5. HEAD OF SALES — “COACH”
They are focused on continuous development and broadening horizons — for both themselves and their whole team. They perfectly understand the mechanisms of social selling, and constantly expands their knowledge in this area. They drive and motivate subordinates, while providing them with the space and tools to test new and more advanced processes.
They trie to inspire and set an example, which clearly confirms their activity on LinkedIn. They know how to design, measure and optimize individual activities so that their team becomes better and better.

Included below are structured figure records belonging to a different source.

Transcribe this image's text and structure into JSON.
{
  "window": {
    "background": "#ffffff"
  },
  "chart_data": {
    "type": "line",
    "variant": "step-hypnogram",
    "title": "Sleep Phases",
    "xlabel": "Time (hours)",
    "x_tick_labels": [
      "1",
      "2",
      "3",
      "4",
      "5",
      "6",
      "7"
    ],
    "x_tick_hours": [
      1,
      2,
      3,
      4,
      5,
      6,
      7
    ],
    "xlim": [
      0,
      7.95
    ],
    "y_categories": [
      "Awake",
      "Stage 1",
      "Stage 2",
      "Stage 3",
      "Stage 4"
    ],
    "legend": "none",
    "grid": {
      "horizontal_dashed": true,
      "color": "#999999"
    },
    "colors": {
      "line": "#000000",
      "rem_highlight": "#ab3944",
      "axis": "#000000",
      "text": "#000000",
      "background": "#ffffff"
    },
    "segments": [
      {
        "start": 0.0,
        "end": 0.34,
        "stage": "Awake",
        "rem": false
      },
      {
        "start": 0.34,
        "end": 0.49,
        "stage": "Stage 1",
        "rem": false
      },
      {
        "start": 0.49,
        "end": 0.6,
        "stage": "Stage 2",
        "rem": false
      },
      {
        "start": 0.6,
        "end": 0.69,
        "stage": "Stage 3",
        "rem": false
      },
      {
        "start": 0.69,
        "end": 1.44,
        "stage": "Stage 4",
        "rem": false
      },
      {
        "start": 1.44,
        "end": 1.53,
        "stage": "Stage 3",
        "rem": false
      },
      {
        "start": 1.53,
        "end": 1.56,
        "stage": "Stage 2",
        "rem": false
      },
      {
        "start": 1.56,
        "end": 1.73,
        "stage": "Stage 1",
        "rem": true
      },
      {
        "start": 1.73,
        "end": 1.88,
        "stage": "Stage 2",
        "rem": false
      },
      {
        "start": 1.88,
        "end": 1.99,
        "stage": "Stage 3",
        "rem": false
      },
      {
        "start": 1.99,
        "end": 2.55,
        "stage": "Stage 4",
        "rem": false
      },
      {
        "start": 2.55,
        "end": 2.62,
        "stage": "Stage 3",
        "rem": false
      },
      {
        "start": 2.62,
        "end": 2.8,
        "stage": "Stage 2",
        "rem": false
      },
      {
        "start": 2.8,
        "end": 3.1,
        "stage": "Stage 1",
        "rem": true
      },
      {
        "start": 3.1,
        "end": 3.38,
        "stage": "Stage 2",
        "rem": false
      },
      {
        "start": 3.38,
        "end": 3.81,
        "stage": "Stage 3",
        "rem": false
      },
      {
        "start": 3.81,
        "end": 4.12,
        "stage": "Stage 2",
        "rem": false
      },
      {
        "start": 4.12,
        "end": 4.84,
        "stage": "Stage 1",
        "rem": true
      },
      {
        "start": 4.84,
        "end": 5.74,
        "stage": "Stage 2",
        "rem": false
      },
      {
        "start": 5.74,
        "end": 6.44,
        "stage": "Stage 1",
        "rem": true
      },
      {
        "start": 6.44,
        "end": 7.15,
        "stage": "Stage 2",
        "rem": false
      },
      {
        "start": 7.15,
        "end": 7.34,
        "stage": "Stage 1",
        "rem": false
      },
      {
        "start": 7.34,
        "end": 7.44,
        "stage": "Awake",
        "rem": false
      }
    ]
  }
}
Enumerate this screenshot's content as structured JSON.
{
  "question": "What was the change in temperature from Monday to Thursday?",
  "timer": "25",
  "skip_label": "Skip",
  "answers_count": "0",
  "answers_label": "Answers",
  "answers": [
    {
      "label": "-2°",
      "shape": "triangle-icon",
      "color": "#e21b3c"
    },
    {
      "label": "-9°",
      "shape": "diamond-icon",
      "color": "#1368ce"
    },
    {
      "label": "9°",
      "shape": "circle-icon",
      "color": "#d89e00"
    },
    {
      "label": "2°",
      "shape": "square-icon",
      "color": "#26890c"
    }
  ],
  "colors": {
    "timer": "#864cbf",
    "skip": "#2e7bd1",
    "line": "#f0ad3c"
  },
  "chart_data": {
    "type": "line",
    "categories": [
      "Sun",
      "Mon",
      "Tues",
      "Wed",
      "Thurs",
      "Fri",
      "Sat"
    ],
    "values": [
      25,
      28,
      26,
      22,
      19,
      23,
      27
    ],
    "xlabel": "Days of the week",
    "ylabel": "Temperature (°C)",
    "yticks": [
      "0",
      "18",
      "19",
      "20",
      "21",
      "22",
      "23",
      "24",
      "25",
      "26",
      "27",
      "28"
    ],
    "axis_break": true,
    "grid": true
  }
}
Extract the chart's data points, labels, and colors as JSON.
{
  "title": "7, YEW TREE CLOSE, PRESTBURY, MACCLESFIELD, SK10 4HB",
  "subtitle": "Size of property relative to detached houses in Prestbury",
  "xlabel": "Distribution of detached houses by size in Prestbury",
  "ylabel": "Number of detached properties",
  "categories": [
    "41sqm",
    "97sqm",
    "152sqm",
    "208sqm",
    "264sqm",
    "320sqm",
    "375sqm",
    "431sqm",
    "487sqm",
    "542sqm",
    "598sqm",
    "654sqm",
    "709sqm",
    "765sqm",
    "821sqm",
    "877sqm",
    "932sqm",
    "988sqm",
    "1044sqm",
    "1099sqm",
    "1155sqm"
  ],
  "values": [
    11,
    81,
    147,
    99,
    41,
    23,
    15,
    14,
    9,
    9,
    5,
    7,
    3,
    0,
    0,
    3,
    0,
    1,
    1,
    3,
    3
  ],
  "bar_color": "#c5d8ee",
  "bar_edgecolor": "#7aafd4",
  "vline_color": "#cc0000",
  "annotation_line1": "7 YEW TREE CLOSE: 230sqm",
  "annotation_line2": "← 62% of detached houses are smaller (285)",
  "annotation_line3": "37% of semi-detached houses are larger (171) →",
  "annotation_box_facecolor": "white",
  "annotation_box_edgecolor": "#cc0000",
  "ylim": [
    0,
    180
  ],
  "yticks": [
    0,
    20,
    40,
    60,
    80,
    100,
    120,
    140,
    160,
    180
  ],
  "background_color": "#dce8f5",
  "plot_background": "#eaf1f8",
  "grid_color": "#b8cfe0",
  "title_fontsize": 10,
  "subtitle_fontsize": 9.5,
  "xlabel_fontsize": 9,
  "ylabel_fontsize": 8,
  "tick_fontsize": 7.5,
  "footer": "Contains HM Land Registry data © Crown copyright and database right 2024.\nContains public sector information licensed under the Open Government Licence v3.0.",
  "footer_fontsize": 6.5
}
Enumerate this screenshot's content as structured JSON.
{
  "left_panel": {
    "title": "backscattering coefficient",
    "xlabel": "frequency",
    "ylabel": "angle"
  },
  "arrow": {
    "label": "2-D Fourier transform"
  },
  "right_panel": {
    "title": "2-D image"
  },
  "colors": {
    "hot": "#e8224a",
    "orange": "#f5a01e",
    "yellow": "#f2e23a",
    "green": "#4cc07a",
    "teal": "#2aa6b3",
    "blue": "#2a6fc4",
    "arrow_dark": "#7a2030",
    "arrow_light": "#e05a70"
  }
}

To sum up, I have good newsEven if you are in group 1 or 2, experience shows me that the maturity of the head of sales in social selling is a process. It is common to go from 1 or 2 to 4 or 5 as you expand your knowledge of changes in customer purchasing processes. But the biggest changes are caused by the perception of connections between the world of customers and the world of sales processes. Therefore, if you are wondering if social selling can help your team, start with an exercise in which you check the potential of your client’s profile on LinkedIn and how many current customers use LinkedIn on a regular basis. I recommend you use the trial version of the LinkedIn Sales Navigator tool. With its help, you can check to what extent your group / customer profile uses LinkedIn.